VwGH vom 23.11.2016, Ro 2014/17/0020

Betreff

Der Verwaltungsgerichtshof hat durch den Vorsitzenden Senatspräsident Dr. Holeschofsky sowie den Hofrat Dr. Mairinger, die Hofrätinnen Mag. Dr. Zehetner, Dr. Leonhartsberger und Hofrat Mag. Brandl als Richterinnen bzw Richter, unter Mitwirkung der Schriftführerin Mag.a Kratschmayr, über die Revision 1. des DI J K und 2. der K K, beide in K, beide vertreten durch Dr. Johann Kuzmich, Rechtsanwalt in 7304 Nebersdorf, Lange Gasse 14, gegen den Bescheid der Bezirkshauptmannschaft Oberpullendorf vom , OP-02- 04-174-2, betreffend Ergänzungsbeitrag zum Kanalanschlussbeitrag (mitbeteiligte Partei: Gemeinde N in N), zu Recht erkannt:

Spruch

Der angefochtene Bescheid wird wegen Rechtswidrigkeit seines Inhalts aufgehoben.

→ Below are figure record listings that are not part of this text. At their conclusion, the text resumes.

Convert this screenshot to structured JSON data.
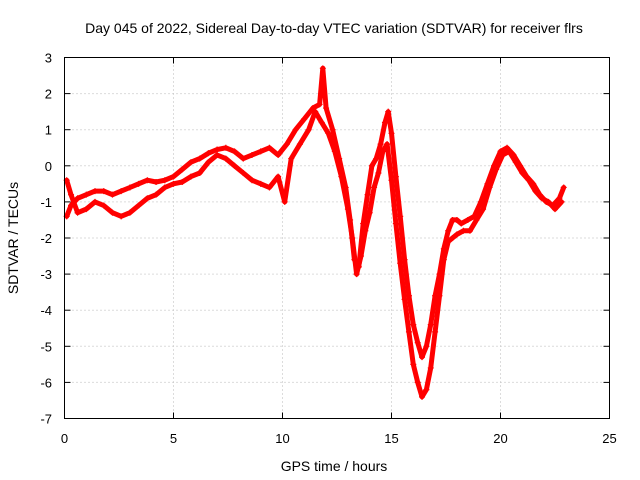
{
  "chart_data": {
    "type": "scatter",
    "title": "Day 045 of 2022, Sidereal Day-to-day VTEC variation (SDTVAR) for receiver flrs",
    "xlabel": "GPS time / hours",
    "ylabel": "SDTVAR / TECUs",
    "xlim": [
      0,
      25
    ],
    "ylim": [
      -7,
      3
    ],
    "xticks": [
      "0",
      "5",
      "10",
      "15",
      "20",
      "25"
    ],
    "yticks": [
      "-7",
      "-6",
      "-5",
      "-4",
      "-3",
      "-2",
      "-1",
      "0",
      "1",
      "2",
      "3"
    ],
    "grid": true,
    "marker": "plus",
    "color": "#ff0000",
    "series": [
      {
        "values": [
          [
            0.1,
            -1.4
          ],
          [
            0.3,
            -1.1
          ],
          [
            0.6,
            -0.9
          ],
          [
            1.0,
            -0.8
          ],
          [
            1.4,
            -0.7
          ],
          [
            1.8,
            -0.7
          ],
          [
            2.2,
            -0.8
          ],
          [
            2.6,
            -0.7
          ],
          [
            3.0,
            -0.6
          ],
          [
            3.4,
            -0.5
          ],
          [
            3.8,
            -0.4
          ],
          [
            4.2,
            -0.45
          ],
          [
            4.6,
            -0.4
          ],
          [
            5.0,
            -0.3
          ],
          [
            5.4,
            -0.1
          ],
          [
            5.8,
            0.1
          ],
          [
            6.2,
            0.2
          ],
          [
            6.6,
            0.35
          ],
          [
            7.0,
            0.45
          ],
          [
            7.4,
            0.5
          ],
          [
            7.8,
            0.4
          ],
          [
            8.2,
            0.2
          ],
          [
            8.6,
            0.3
          ],
          [
            9.0,
            0.4
          ],
          [
            9.4,
            0.5
          ],
          [
            9.8,
            0.3
          ],
          [
            10.2,
            0.6
          ],
          [
            10.6,
            1.0
          ],
          [
            11.0,
            1.3
          ],
          [
            11.4,
            1.6
          ],
          [
            11.7,
            1.7
          ],
          [
            11.85,
            2.7
          ],
          [
            12.0,
            1.6
          ],
          [
            12.3,
            1.0
          ],
          [
            12.6,
            0.2
          ],
          [
            12.9,
            -0.6
          ],
          [
            13.1,
            -1.5
          ],
          [
            13.3,
            -2.6
          ],
          [
            13.5,
            -2.8
          ],
          [
            13.7,
            -1.6
          ],
          [
            13.9,
            -0.8
          ],
          [
            14.1,
            0.0
          ],
          [
            14.3,
            0.2
          ],
          [
            14.5,
            0.6
          ],
          [
            14.7,
            1.2
          ],
          [
            14.85,
            1.5
          ],
          [
            15.0,
            0.9
          ],
          [
            15.2,
            -0.3
          ],
          [
            15.4,
            -1.4
          ],
          [
            15.6,
            -2.6
          ],
          [
            15.8,
            -3.6
          ],
          [
            16.0,
            -4.4
          ],
          [
            16.2,
            -4.9
          ],
          [
            16.4,
            -5.3
          ],
          [
            16.6,
            -5.0
          ],
          [
            16.8,
            -4.4
          ],
          [
            17.0,
            -3.6
          ],
          [
            17.2,
            -3.0
          ],
          [
            17.4,
            -2.3
          ],
          [
            17.6,
            -1.8
          ],
          [
            17.8,
            -1.5
          ],
          [
            18.0,
            -1.5
          ],
          [
            18.2,
            -1.6
          ],
          [
            18.5,
            -1.5
          ],
          [
            18.8,
            -1.4
          ],
          [
            19.1,
            -1.0
          ],
          [
            19.4,
            -0.5
          ],
          [
            19.7,
            0.0
          ],
          [
            20.0,
            0.4
          ],
          [
            20.3,
            0.5
          ],
          [
            20.6,
            0.3
          ],
          [
            20.9,
            0.0
          ],
          [
            21.2,
            -0.3
          ],
          [
            21.5,
            -0.5
          ],
          [
            21.8,
            -0.8
          ],
          [
            22.1,
            -1.0
          ],
          [
            22.4,
            -1.1
          ],
          [
            22.7,
            -0.9
          ],
          [
            22.9,
            -0.6
          ]
        ]
      },
      {
        "values": [
          [
            0.1,
            -0.4
          ],
          [
            0.3,
            -0.8
          ],
          [
            0.6,
            -1.3
          ],
          [
            1.0,
            -1.2
          ],
          [
            1.4,
            -1.0
          ],
          [
            1.8,
            -1.1
          ],
          [
            2.2,
            -1.3
          ],
          [
            2.6,
            -1.4
          ],
          [
            3.0,
            -1.3
          ],
          [
            3.4,
            -1.1
          ],
          [
            3.8,
            -0.9
          ],
          [
            4.2,
            -0.8
          ],
          [
            4.6,
            -0.6
          ],
          [
            5.0,
            -0.5
          ],
          [
            5.4,
            -0.45
          ],
          [
            5.8,
            -0.3
          ],
          [
            6.2,
            -0.2
          ],
          [
            6.6,
            0.1
          ],
          [
            7.0,
            0.3
          ],
          [
            7.4,
            0.2
          ],
          [
            7.8,
            0.0
          ],
          [
            8.2,
            -0.2
          ],
          [
            8.6,
            -0.4
          ],
          [
            9.0,
            -0.5
          ],
          [
            9.4,
            -0.6
          ],
          [
            9.8,
            -0.3
          ],
          [
            10.1,
            -1.0
          ],
          [
            10.4,
            0.2
          ],
          [
            10.8,
            0.6
          ],
          [
            11.2,
            1.0
          ],
          [
            11.5,
            1.5
          ],
          [
            11.8,
            1.2
          ],
          [
            12.1,
            0.9
          ],
          [
            12.4,
            0.4
          ],
          [
            12.7,
            -0.3
          ],
          [
            13.0,
            -1.2
          ],
          [
            13.2,
            -2.0
          ],
          [
            13.4,
            -3.0
          ],
          [
            13.6,
            -2.5
          ],
          [
            13.8,
            -1.8
          ],
          [
            14.0,
            -1.3
          ],
          [
            14.2,
            -0.6
          ],
          [
            14.4,
            -0.2
          ],
          [
            14.6,
            0.4
          ],
          [
            14.8,
            0.6
          ],
          [
            15.0,
            -0.4
          ],
          [
            15.2,
            -1.6
          ],
          [
            15.4,
            -2.7
          ],
          [
            15.6,
            -3.7
          ],
          [
            15.8,
            -4.6
          ],
          [
            16.0,
            -5.5
          ],
          [
            16.2,
            -6.0
          ],
          [
            16.4,
            -6.4
          ],
          [
            16.6,
            -6.2
          ],
          [
            16.8,
            -5.6
          ],
          [
            17.0,
            -4.6
          ],
          [
            17.2,
            -3.6
          ],
          [
            17.4,
            -2.6
          ],
          [
            17.6,
            -2.1
          ],
          [
            17.8,
            -2.0
          ],
          [
            18.0,
            -1.9
          ],
          [
            18.3,
            -1.8
          ],
          [
            18.6,
            -1.8
          ],
          [
            18.9,
            -1.5
          ],
          [
            19.2,
            -1.2
          ],
          [
            19.5,
            -0.6
          ],
          [
            19.8,
            -0.1
          ],
          [
            20.1,
            0.3
          ],
          [
            20.4,
            0.4
          ],
          [
            20.7,
            0.1
          ],
          [
            21.0,
            -0.2
          ],
          [
            21.3,
            -0.4
          ],
          [
            21.6,
            -0.7
          ],
          [
            21.9,
            -0.9
          ],
          [
            22.2,
            -1.0
          ],
          [
            22.5,
            -1.2
          ],
          [
            22.8,
            -1.0
          ]
        ]
      }
    ]
  }
}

Das Land Burgenland hat den revisionswerbenden Parteien Aufwendungen in der Höhe von EUR 1.346,40 binnen zwei Wochen bei sonstiger Exekution zu ersetzen.

Begründung

1 Mit Bescheid vom schrieb der Bürgermeister der mitbeteiligten Gemeinde den revisionswerbenden Parteien einen Ergänzungsbeitrag zum Kanal-Anschlussbeitrag für den "Zubau" im "Haus 1 (Ober- u. Dachgeschoß)" auf einem näher genannten Grundstück in der mitbeteiligten Gemeinde in der Höhe von EUR 1.464,76 vor. Der Abgabenbemessung wurde eine "Berechnungsfläche Zubau" im Erd-, Ober- und Dachgeschoß von insgesamt 352,2750 m2 zu Grunde gelegt.

2 Mit Bescheid vom gab der Gemeinderat der mitbeteiligten Gemeinde der dagegen erhobenen Berufung teilweise Folge und setzte den Ergänzungsbeitrag unter Zugrundelegung einer Berechnungsfläche von 270,9950 m2 (Ober- und Dachgeschoß) mit EUR 1.126,80 neu fest.

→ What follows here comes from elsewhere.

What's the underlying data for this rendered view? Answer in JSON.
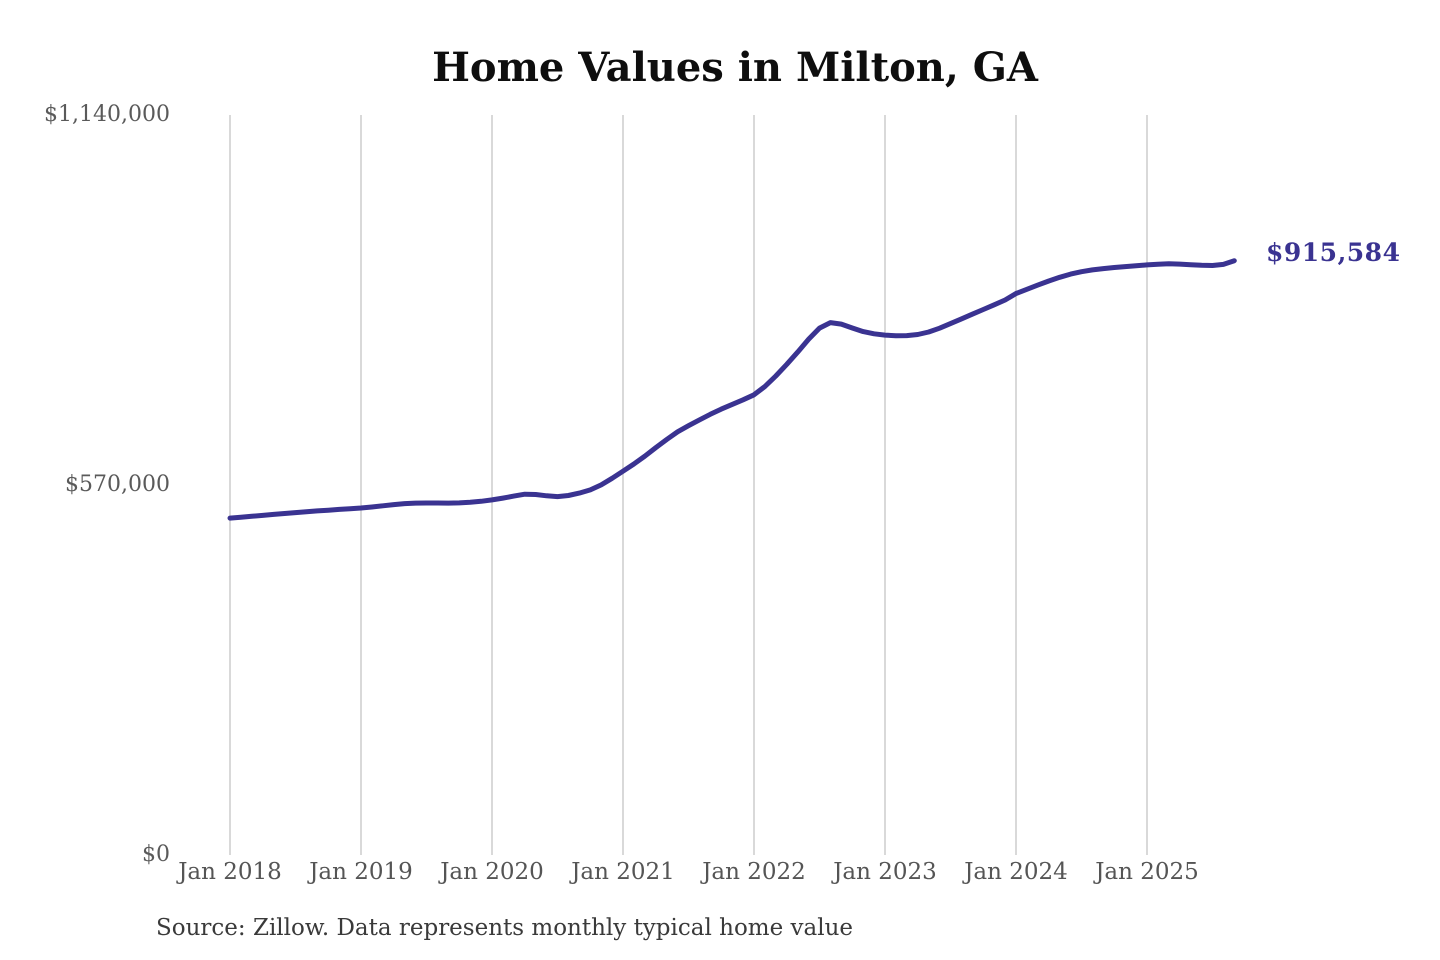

Begründend führte die Berufungsbehörde aus, mit Bescheid vom sei den Revisionswerbern für den Umbau des ehemaligen Zollhauses im Ober- und Dachgeschoß eine Baubewilligung und mit Bescheid vom die Benützungsfreigabe erteilt worden. Das Kanalabgabengesetz treffe keine Unterscheidung dahingehend, ob ein Raum durch Dachschrägen uU nur eingeschränkt nutzbar sei. Auch Flächen unterhalb einer Dachschräge seien in die Nutzfläche einzubeziehen, welche die gesamte Grundrissfläche eines Raumes einschließlich des umgebenden Mauerwerks umfasse. Eine Neuermittlung der Flächen an Ort und Stelle am habe zu einem Ausscheiden des Drempelraums im Haus 1 aus der Berechnungsfläche bei gleichzeitiger Beibehaltung der Vorschreibung des Ergänzungsbeitrags für die Wohnung im Obergeschoß geführt. Es sei daher die Berechnungsfläche abgeändert und der Ergänzungsbeitrag entsprechend neu festgesetzt worden.

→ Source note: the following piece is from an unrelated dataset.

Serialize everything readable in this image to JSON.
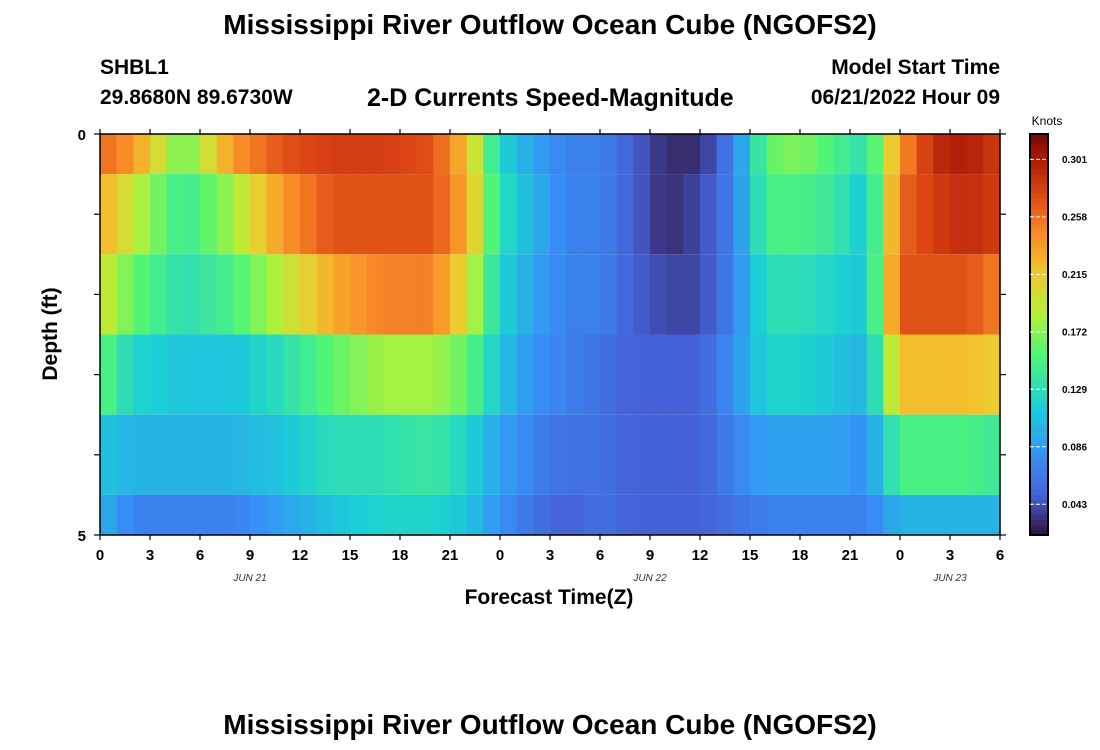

3 In ihrer gegen diesen Bescheid erhobenen Vorstellung brachten die Revisionswerber im Wesentlichen vor, im Haus 1 befänden sich seit 1939 drei Wohnungen, eine davon im Obergeschoß. Alle drei Wohnungen würden seit jeher zu Wohnzwecken genutzt. Die Nutzfläche sei sowohl im Erd- als auch im Obergeschoß durch das Anbringen einer Wärmedämmfassade verändert worden, dennoch sei der Ergänzungsbeitrag nur für das Obergeschoß vorgeschrieben worden. Es sei "der Dachboden im Obergeschoß und Dachgeschoß" zu Wohnzwecken ausgebaut worden.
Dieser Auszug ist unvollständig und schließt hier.